Um ihre Bewegung weiterhin zu schützen und zu festigen, organisierte unsere Führerin Die Mutterkirche mit ihren Zweigen und ihren mannigfachen Unternehmungen, die sie alle schirmend in das Handbuch Der Mutterkirche einbeschloß. Mit der weisen Fürsorge einer wahren Mutter zog sie sich allmählich und im Verhältnis, wie ihre Schüler dies ertragen konnten, von der Bewegung zurück, indem sie dem Vorstand der Christlichen Wissenschaft immer mehr Verantwortung übertrug, und ihre persönliche Gegenwart vom Schauplatz der Handlung fernhielt, so daß die Bewegung immer weniger von ihr abhängig war.
Wenn wir der vollkommenen Verschmelzung ihres geistigen Schauens und dessen praktischer menschlicher Deutung, der Größe ihres Werkes und der Demut ihres Handelns und Benehmens, ihrer Aufgeschlossenheit für die Offenbarung und ihrer Treue in deren Ausführung, ihrer Liebe bei der Übermittelung dieser Offenbarung und ihrer Kraft in der Verteidigung derselben — wenn wir all dieser Dinge gedenken, so können wir nicht umhin, unserer getreuen Führerin in immer höherem Maße dankbar zu sein und uns mit erneutem Eifer der Mitarbeit an ihrem Lebenswerk zu widmen, nicht nur durch stilles Gebet, sondern auch durch tätiges Mitwirken in der Bewegung, die sie gründete.
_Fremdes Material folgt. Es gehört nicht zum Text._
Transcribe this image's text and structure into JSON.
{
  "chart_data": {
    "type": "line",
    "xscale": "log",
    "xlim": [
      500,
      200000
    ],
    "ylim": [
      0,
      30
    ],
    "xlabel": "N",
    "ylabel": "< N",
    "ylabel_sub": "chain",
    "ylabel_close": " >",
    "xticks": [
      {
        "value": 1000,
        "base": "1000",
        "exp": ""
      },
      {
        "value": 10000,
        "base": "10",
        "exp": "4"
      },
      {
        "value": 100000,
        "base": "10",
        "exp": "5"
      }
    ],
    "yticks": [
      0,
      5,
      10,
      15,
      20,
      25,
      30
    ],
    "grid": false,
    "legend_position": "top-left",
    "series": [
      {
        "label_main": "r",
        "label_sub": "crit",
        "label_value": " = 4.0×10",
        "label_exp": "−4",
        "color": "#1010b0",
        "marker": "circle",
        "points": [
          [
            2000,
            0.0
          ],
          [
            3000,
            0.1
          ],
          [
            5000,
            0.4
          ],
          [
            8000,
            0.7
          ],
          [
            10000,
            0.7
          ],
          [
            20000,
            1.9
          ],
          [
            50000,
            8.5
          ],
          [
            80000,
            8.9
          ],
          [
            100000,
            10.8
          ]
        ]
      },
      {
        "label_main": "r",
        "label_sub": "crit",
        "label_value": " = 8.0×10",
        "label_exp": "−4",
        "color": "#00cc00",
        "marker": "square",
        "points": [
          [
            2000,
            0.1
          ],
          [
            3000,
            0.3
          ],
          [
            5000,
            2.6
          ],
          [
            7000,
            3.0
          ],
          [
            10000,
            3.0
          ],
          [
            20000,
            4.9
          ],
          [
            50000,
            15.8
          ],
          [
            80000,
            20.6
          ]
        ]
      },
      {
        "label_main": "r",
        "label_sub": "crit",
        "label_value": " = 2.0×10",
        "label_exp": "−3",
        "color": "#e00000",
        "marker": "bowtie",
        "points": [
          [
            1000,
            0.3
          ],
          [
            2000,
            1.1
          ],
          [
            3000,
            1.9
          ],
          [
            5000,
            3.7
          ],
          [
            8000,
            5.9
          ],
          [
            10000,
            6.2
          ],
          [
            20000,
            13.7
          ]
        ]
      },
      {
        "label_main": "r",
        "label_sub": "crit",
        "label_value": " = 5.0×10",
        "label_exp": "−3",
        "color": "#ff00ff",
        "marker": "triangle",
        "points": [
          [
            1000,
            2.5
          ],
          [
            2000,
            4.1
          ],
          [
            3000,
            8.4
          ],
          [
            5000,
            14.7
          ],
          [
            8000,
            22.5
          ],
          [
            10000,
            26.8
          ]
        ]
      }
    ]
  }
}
Eine Schülerin unserer Führerin, nämlich Daisette D. S. McKenzie, schreibt in der ersten Serie der Bücher „Wir kannten Mary Baker Eddy“ (S. 40): „Unsere Führerin ermutigt uns, sie in ihren Schriften zu finden. Die Gegnerschaft des sterblichen Gemüts versucht, sie von ihren Schriften zu trennen und uns von der innigeren Gemeinschaft mit ihr abzuhalten. Wir mögen manchmal „Wissenschaft und Gesundheit“ lesen, ohne der Verfasserin auch nur einen Gedanken zu widmen. Sollten wir uns nicht vielmehr vergegenwärtigen, daß wir nicht nur Gottes Wort lesen, sondern daß uns diese Gemeinschaft mit Ihm durch die Botschaft Seines erlesenen Schreibers bereitet wurde?“
Ebenso wie wir uns davor hüten sollten, das Lehrbuch zu lesen, ohne der Verfasserin zu gedenken, müssen wir uns auch hüten, der Bewegung beizutreten, ohne einen Gedanken an die Gründerin. Das ist wohl der Grund, weshalb Mrs. Eddy im Kirchenhandbuch, wenn von Übertragungsurkunden mit Bezug auf den Ankauf von Grundeigentum für Die Erste Kirche Christi, Wissenschafter, in Boston, Massachusetts, die Rede ist, schreibt (Art. XXXIV, Abschn. 2): „Ferner sollen alle derartigen Übertragungs-Urkunden die Worte enthalten:, Mary Baker Eddys Kirche, Die Mutter-Kirche oder Die Erste Kirche Christi, der Scientisten, in Boston, Mass.‘ “ Es ist in der Tat Mrs. Eddys Mutterkirche und Mrs. Eddys Vorstand der Christlichen Wissenschaft und Mrs. Eddys Kirchenorganisation.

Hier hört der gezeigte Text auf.